It is a land of most singular attractions, neither too hot nor too cold, too dry nor too damp, with a sufficiency of rain, and an abundance of sunshine. Its market-gardens are prolific in their product, its orchards overflowing with plenitude, and its vineyards generous in their harvest.

Touraine is truly the region where one may read history without books, with the very pages of nature punctuated and adorned with the marvels of the French Renaissance. Louis XI. gave the first impetus to the alliance of the great domestic edifice—which we have come to distinguish as the residential château—with the throne, and the idea was amplified by Charles VIII. and glorified by François Premier.

In the brilliant, if dissolute, times of the early sixteenth century François Premier and his court travelled down through this same Touraine to Loches and to Amboise, where François's late gaoler, Charles Quint, was to be received and entertained. It was after François had returned from his involuntary exile in Spain, and while he was still in residence at the Louvre, that the plans for the journey were made. To the Duchesse d'Étampes François said,—the duchess who was already more than a rival of both Diane and the Comtesse de Châteaubriant,—"I must tear myself away from you to-morrow. I shall await my brother Charles at Amboise on the Loire."

"Shall you not revenge yourself upon him, for his cruel treatment of you?" said the wily favourite of the time. "If he, like a fool, comes to Touraine, will you not make him revoke the treaty of Madrid or shut him up in one of Louis XI.'s oubliettes?"

"I will persuade him, if possible," said François, "but I shall never force him."

In due time François did receive his brother king at Amboise and it was amid great ceremony and splendour. His guest could not, or would not, mount steps, so that great inclined plane, up which a state coach and its horses might go, was built. Probably there was a good reason for the emperor's peculiarity, for that worthy or unworthy monarch finally died of gout in the monastery of San Juste.

The meeting here at Amboise was a grand and ceremonious affair and the Spanish monarch soon came to recognize a possible enemy in the royal favourite, Anne de Pisselieu. The emperor's eyes, however, melted with admiration, and he told her that only in France could one see such a perfection of elegance and beauty, with the result that—as is popularly adduced—the susceptible, ambitious, and unfaithful duchess betrayed François more than once in the affairs attendant upon the subsequent wars between France, England, and Spain.

From Touraine, in the sixteenth century, spread that influence which left its impress even on the capital of the kingdom itself, not only in respect to architectural art, but in manners and customs as well.

Whatever may be the real value of the Renaissance as an artistic expression, the discussion of it shall have no place here, beyond the qualifying statement that what we have come to know as the French Renaissance—which undeniably grew up from a transplanted Italian germ—proved highly tempting to the mediæval builder for all manner of edifices, whereas it were better if it had been confined to civic and domestic establishments and left the church pure in its full-blown Gothic forms.

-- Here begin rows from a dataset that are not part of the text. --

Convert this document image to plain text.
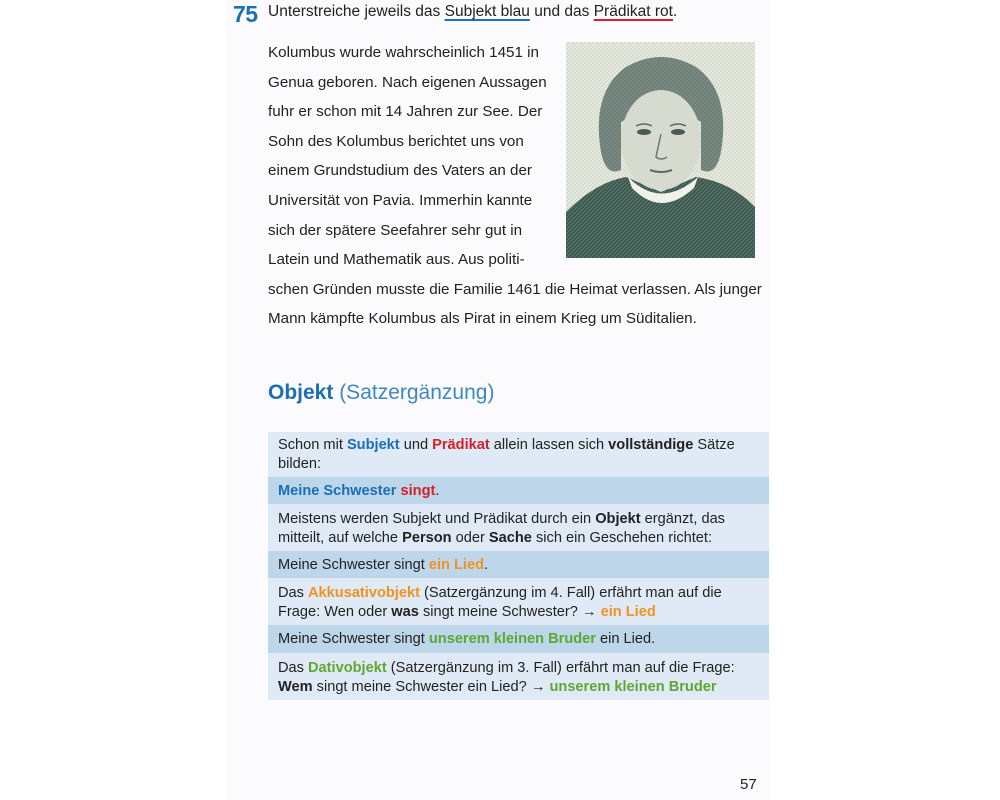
75 Unterstreiche jeweils das Subjekt blau und das Prädikat rot.
Kolumbus wurde wahrscheinlich 1451 in
Genua geboren. Nach eigenen Aussagen
fuhr er schon mit 14 Jahren zur See. Der
Sohn des Kolumbus berichtet uns von
einem Grundstudium des Vaters an der
Universität von Pavia. Immerhin kannte
sich der spätere Seefahrer sehr gut in
Latein und Mathematik aus. Aus politi-
schen Gründen musste die Familie 1461 die Heimat verlassen. Als junger
Mann kämpfte Kolumbus als Pirat in einem Krieg um Süditalien.
Objekt (Satzergänzung)
Schon mit Subjekt und Prädikat allein lassen sich vollständige Sätze bilden:
Meine Schwester singt.
Meistens werden Subjekt und Prädikat durch ein Objekt ergänzt, das mitteilt, auf welche Person oder Sache sich ein Geschehen richtet:
Meine Schwester singt ein Lied.
Das Akkusativobjekt (Satzergänzung im 4. Fall) erfährt man auf die Frage: Wen oder was singt meine Schwester? → ein Lied
Meine Schwester singt unserem kleinen Bruder ein Lied.
Das Dativobjekt (Satzergänzung im 3. Fall) erfährt man auf die Frage: Wem singt meine Schwester ein Lied? → unserem kleinen Bruder
57
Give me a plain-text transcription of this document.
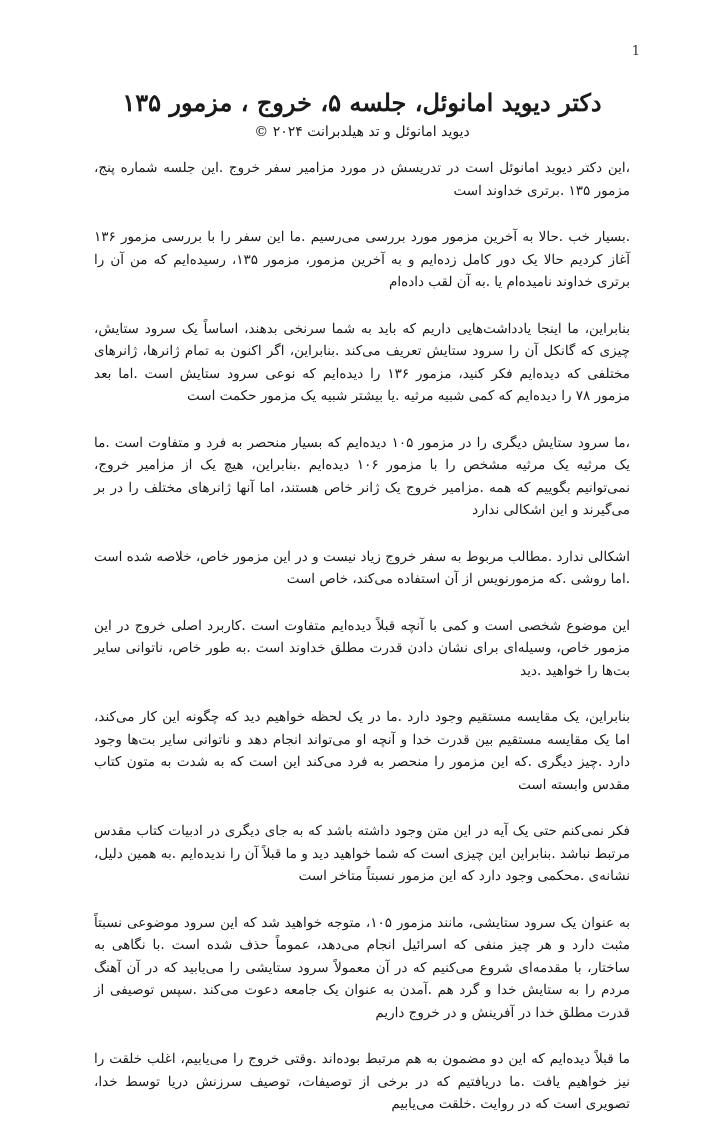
1
دکتر دیوید امانوئل، جلسه ۵، خروج ، مزمور ۱۳۵
دیوید امانوئل و تد هیلدبرانت ۲۰۲۴ ©

،این دکتر دیوید امانوئل است در تدریسش در مورد مزامیر سفر خروج .این جلسه شماره پنج، مزمور ۱۳۵ .برتری خداوند است

.بسیار خب .حالا به آخرین مزمور مورد بررسی می‌رسیم .ما این سفر را با بررسی مزمور ۱۳۶ آغاز کردیم حالا یک دور کامل زده‌ایم و به آخرین مزمور، مزمور ۱۳۵، رسیده‌ایم که من آن را برتری خداوند نامیده‌ام یا .به آن لقب داده‌ام

بنابراین، ما اینجا یادداشت‌هایی داریم که باید به شما سرنخی بدهند، اساساً یک سرود ستایش، چیزی که گانکل آن را سرود ستایش تعریف می‌کند .بنابراین، اگر اکنون به تمام ژانرها، ژانرهای مختلفی که دیده‌ایم فکر کنید، مزمور ۱۳۶ را دیده‌ایم که نوعی سرود ستایش است .اما بعد مزمور ۷۸ را دیده‌ایم که کمی شبیه مرثیه .یا بیشتر شبیه یک مزمور حکمت است

،ما سرود ستایش دیگری را در مزمور ۱۰۵ دیده‌ایم که بسیار منحصر به فرد و متفاوت است .ما یک مرثیه یک مرثیه مشخص را با مزمور ۱۰۶ دیده‌ایم .بنابراین، هیچ یک از مزامیر خروج، نمی‌توانیم بگوییم که همه .مزامیر خروج یک ژانر خاص هستند، اما آنها ژانرهای مختلف را در بر می‌گیرند و این اشکالی ندارد

اشکالی ندارد .مطالب مربوط به سفر خروج زیاد نیست و در این مزمور خاص، خلاصه شده است .اما روشی .که مزمورنویس از آن استفاده می‌کند، خاص است

این موضوع شخصی است و کمی با آنچه قبلاً دیده‌ایم متفاوت است .کاربرد اصلی خروج در این مزمور خاص، وسیله‌ای برای نشان دادن قدرت مطلق خداوند است .به طور خاص، ناتوانی سایر بت‌ها را خواهید .دید

بنابراین، یک مقایسه مستقیم وجود دارد .ما در یک لحظه خواهیم دید که چگونه این کار می‌کند، اما یک مقایسه مستقیم بین قدرت خدا و آنچه او می‌تواند انجام دهد و ناتوانی سایر بت‌ها وجود دارد .چیز دیگری .که این مزمور را منحصر به فرد می‌کند این است که به شدت به متون کتاب مقدس وابسته است

فکر نمی‌کنم حتی یک آیه در این متن وجود داشته باشد که به جای دیگری در ادبیات کتاب مقدس مرتبط نباشد .بنابراین این چیزی است که شما خواهید دید و ما قبلاً آن را ندیده‌ایم .به همین دلیل، نشانه‌ی .محکمی وجود دارد که این مزمور نسبتاً متاخر است

به عنوان یک سرود ستایشی، مانند مزمور ۱۰۵، متوجه خواهید شد که این سرود موضوعی نسبتاً مثبت دارد و هر چیز منفی که اسرائیل انجام می‌دهد، عموماً حذف شده است .با نگاهی به ساختار، با مقدمه‌ای شروع می‌کنیم که در آن معمولاً سرود ستایشی را می‌یابید که در آن آهنگ مردم را به ستایش خدا و گرد هم .آمدن به عنوان یک جامعه دعوت می‌کند .سپس توصیفی از قدرت مطلق خدا در آفرینش و در خروج داریم

ما قبلاً دیده‌ایم که این دو مضمون به هم مرتبط بوده‌اند .وقتی خروج را می‌یابیم، اغلب خلقت را نیز خواهیم یافت .ما دریافتیم که در برخی از توصیفات، توصیف سرزنش دریا توسط خدا، تصویری است که در روایت .خلقت می‌یابیم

Curiously enough, here in Touraine, this is just what did happen. The Renaissance influence crept into church-building here and there—and it is but a short step from the "gothique rayonnant" to what are recognized as well-defined Renaissance features; but it is more particularly in respect to the great châteaux, and even smaller dwellings, that the superimposed Italian details were used. A notable illustration of this is seen in the Cathedral of St. Gatien at Tours. It is very beautiful and has some admirable Gothic features, but there are occasional constructive details, as well as those for decorative effect alone, which are decidedly not good Gothic; but, as they are, likewise, not Renaissance, they hence cannot be laid to its door, but rather to the architect's eccentricity.